The project focuses on the cryptanalysis of the Computational Supersingular Isogeny (CSSI) problem which underlies the isogeny-based post-quantum cryptography. The attack against CSSI corresponds to the problem of finding a path connecting two nodes in a graph of exponentially many elliptic curves. The fastest known attack is based on the van Oorschot-Wiener (vOW) algorithm, a random walk collision-finding algorithm. In theory, vOW is perfectly parallelizable, while in practice, the parallelization aspect of vOW is not sufficiently studied regarding HPC.

## Methods

Firstly, we aim to improve the node-level performance of the vOW attack by employing multithreading in a more efficient manner than the up-todate attack. Secondly, we plan to distribute the attack to many nodes on a HPC cluster. Making use of the large amount of memory aggregated from many compute nodes, this approach tackles the memory problem, which the existing attack so far faces, to solve larger CSSI instances. Thirdly, the collision finding by random walk is perfectly parallelizable by nature, making the use of massive parallelism on GPUs a promising approach to speed up the attack.

## Results

The vOW attack inherently requires two points of a certain orders on each input elliptic curve. With this in regard, we developed a parallel application written in SageMath running in a Singularity container on the Lichtenberg cluster. The vOW attack consists of two steps: a precomputation and a random walk starting from the precomputed nodes. Regarding the parallelization of the vOW attack, we developed a parallel precomputation with OpenMP which achieves a speedup of an order of magnitude over the existing fastest attack.

## Discussion

The container run-time Singularity on LB2 cluster provides HPC users a wide variety of options to develop applications in HPC environment without worrying about the incompatibility of the software stack. The containerization allows for smooth deployment of codes which require a different software stack than that currently available on the Lichtenberg cluster.
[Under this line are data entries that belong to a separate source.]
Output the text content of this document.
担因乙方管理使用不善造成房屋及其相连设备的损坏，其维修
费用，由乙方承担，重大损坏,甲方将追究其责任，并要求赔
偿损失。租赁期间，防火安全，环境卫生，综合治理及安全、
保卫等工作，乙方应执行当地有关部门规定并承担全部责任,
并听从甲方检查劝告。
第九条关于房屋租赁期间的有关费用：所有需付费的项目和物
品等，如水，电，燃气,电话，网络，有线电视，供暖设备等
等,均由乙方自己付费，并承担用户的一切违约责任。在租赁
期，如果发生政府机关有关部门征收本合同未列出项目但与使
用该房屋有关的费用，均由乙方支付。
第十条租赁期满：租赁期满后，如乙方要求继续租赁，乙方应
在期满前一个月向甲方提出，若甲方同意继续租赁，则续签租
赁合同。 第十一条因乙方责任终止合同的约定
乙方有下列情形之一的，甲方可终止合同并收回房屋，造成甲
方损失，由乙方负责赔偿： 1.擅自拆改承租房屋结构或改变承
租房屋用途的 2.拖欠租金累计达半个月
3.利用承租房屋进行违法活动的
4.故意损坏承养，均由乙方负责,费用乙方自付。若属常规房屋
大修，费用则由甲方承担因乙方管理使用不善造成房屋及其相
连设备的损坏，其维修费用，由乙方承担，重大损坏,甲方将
This work demonstrates a manageable effort to employ container environment on HPC for an application written in a computer algebra system. The OpenMP parallelization of the precomputation in vOW shows a clear trade-off between memory and time to solution, i.e. having more memory is crucial to achieve faster time to solution. Given the fact that the precomputation can be accelerated significantly on a multi-core CPU, it is still an open question about the choice of the precomputation depth to reach an optimal speed up for the whole attack.